After around 25 years as an educator, Pleasant Hope superintendent Kelly Lowe knows that sometimes, the students in his classrooms have left school and gone home to empty pantries.
It’s a challenging situation, Lowe said, for a district which has around 67% of its students on free or reduced price meals.
“I know I have kids that go home every night and potentially on the weekends, and they’re hungry,” he said.
It was a hard truth to face for the veteran educator, he said, so, when he got a call late last year about a grant the district could receive through Springfield-based Life360 Church that would provide free free food for every student, he set up a meeting with his administrators to discuss the idea.
For middle school principal Lance Gallamore, the program seemed to check all the boxes.

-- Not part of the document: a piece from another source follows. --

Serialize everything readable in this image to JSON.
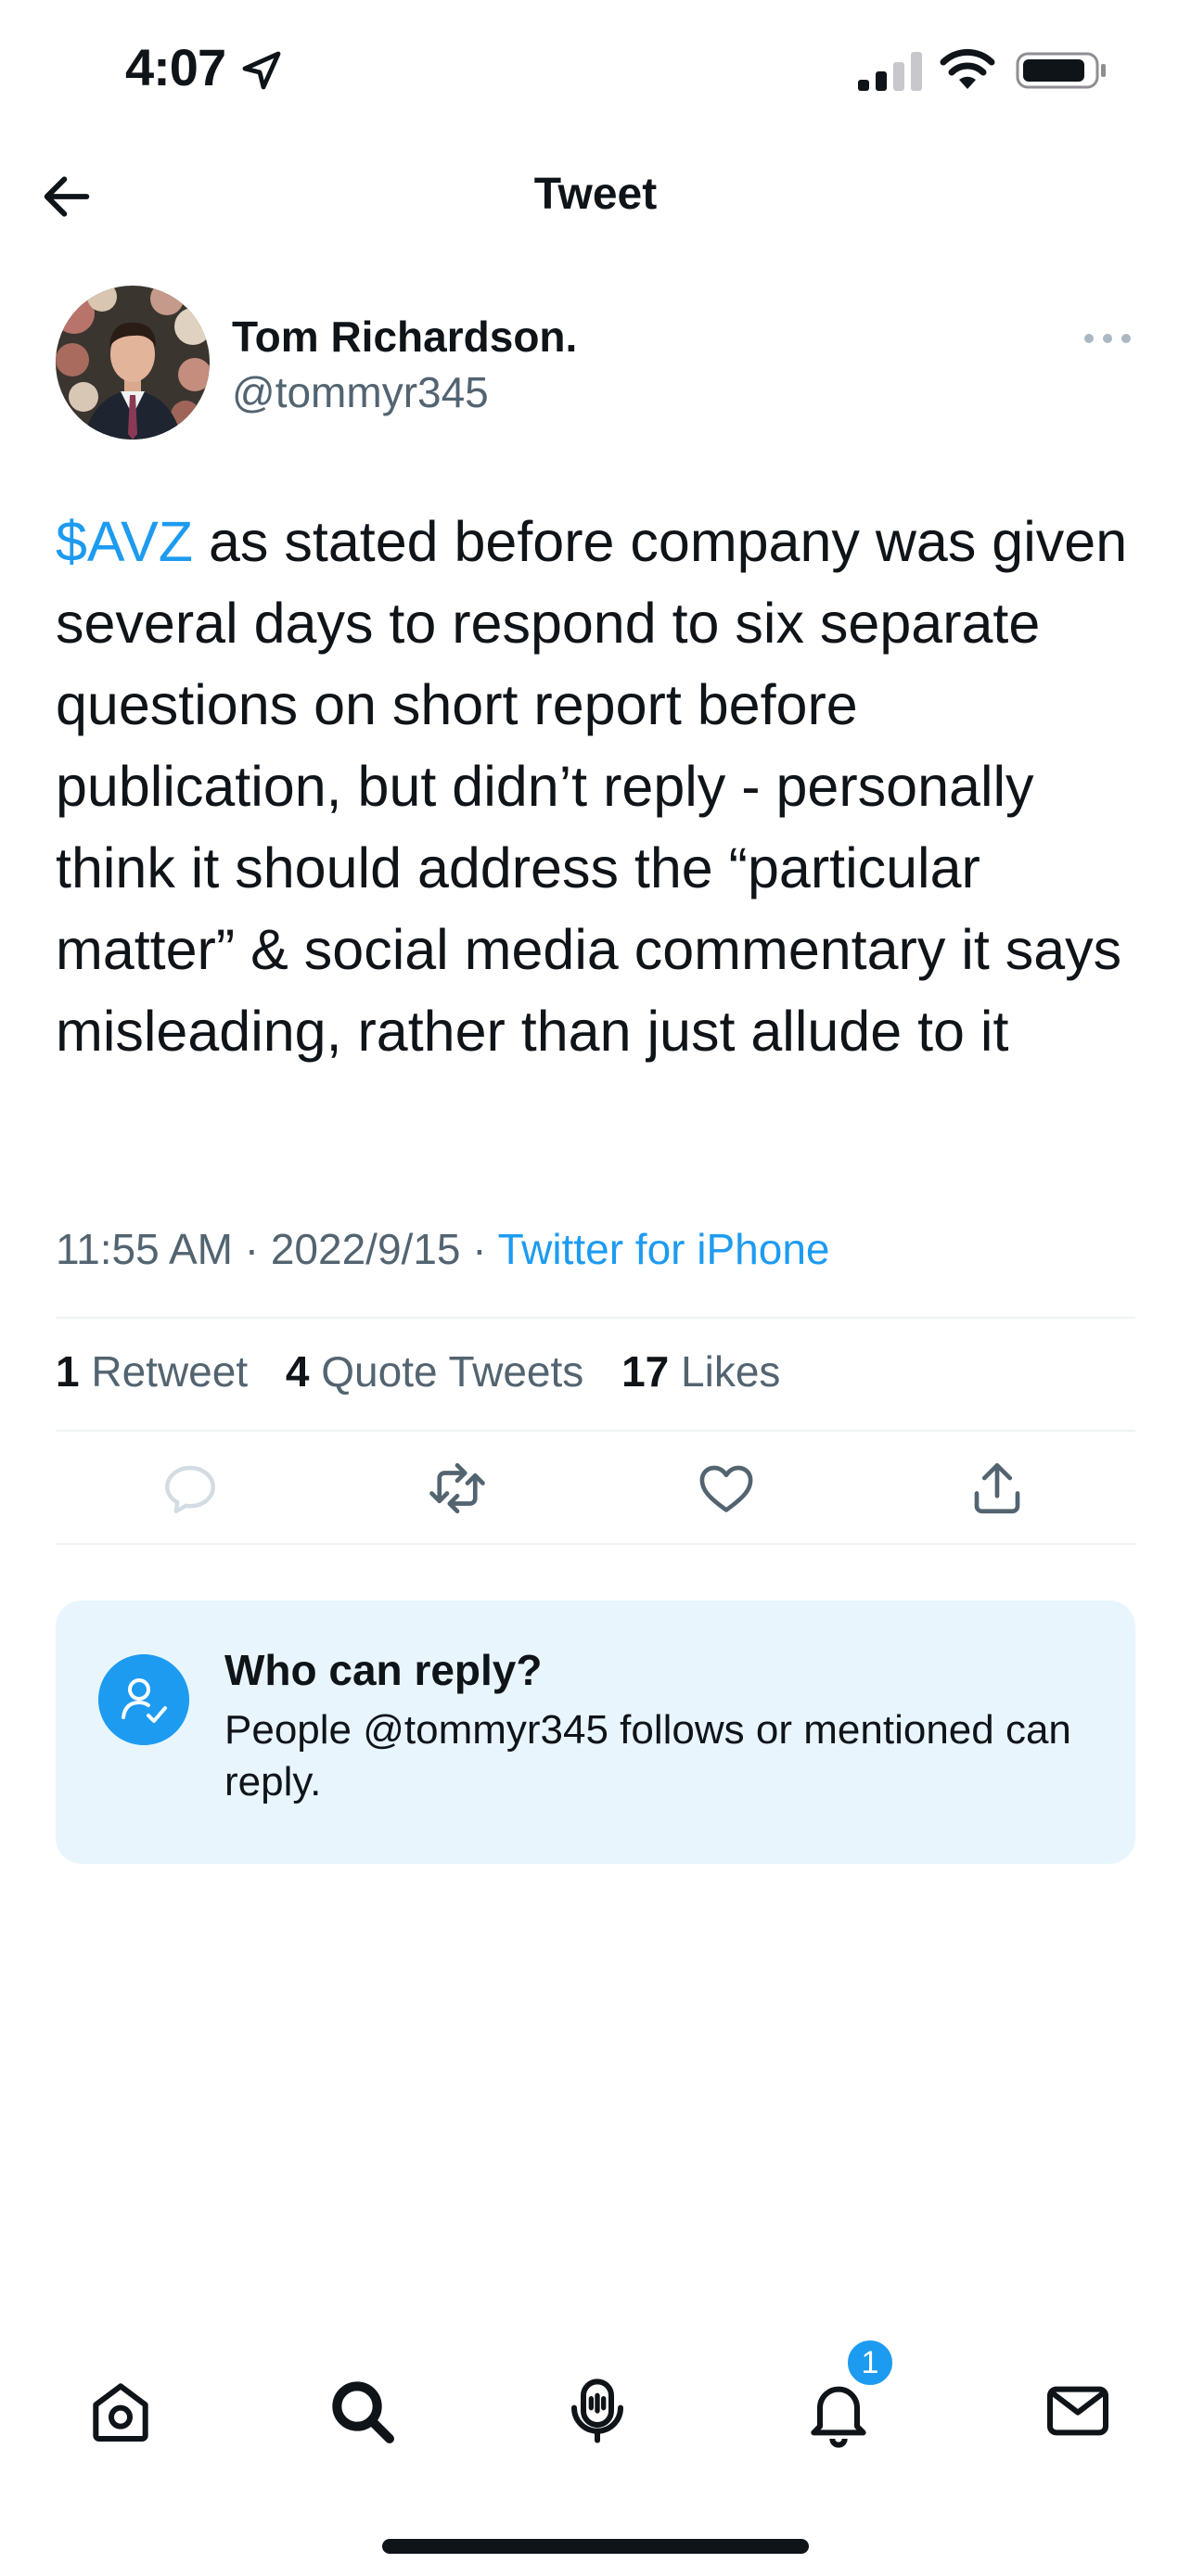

“I thought this could be a great resource for our families with students who are unsure of where the next meal may come from,” he said.
After a round of talks, Lowe accepted the grant. Under the agreement, Pleasant Hope has no financial obligations, he said. The church utilizes government funds to provide food for the district and around 15 others in southwest Missouri.
The food, which meets state and federal dietary standards, arrives in boxes each day and is placed outside every classroom in the district. Inside, healthy snacks, including fruit, vegetables and milk, await disbursement.
“They want to work in districts like ours,” he said.
For Aaron Williams with Life360, the opportunity means a chance to help others. Williams, along with Debby Cederblom, deliver food to each of the district’s three campuses.
“We’ve got it down so it’s smooth,” Williams said.
The district restructured its day so teachers had time to distribute food and students could eat.
“This can’t be taken out of instructional time, so you have to have 10 minutes at the end of the day,” Lowe said.
High school principal Brent Offerdahl said, so far, implementation has been smooth.
“It’s been a great program for the kids, and we haven’t had any complaints,” he said. “There hasn’t been any trash left out.”
Lowe said the church asked for a roster of each classroom and packs the exact number of servings each day. If any students opt not to eat their full serving, it can be distributed out to the rest of the class.
“If the kids don’t want it, we can give extra to the kids that do,” Offerdahl said. “Some kids walk out of here with a gallon of milk some days.”
For Lowe, the grant checks all the boxes.
“For us, the biggest concern was, will this get in the way of what we’re doing educationally? No, it doesn’t. Is it going to be a mess? No, it isn’t,” he said. “The benefit is that our kids get nutritional things they can eat at the end of the day.”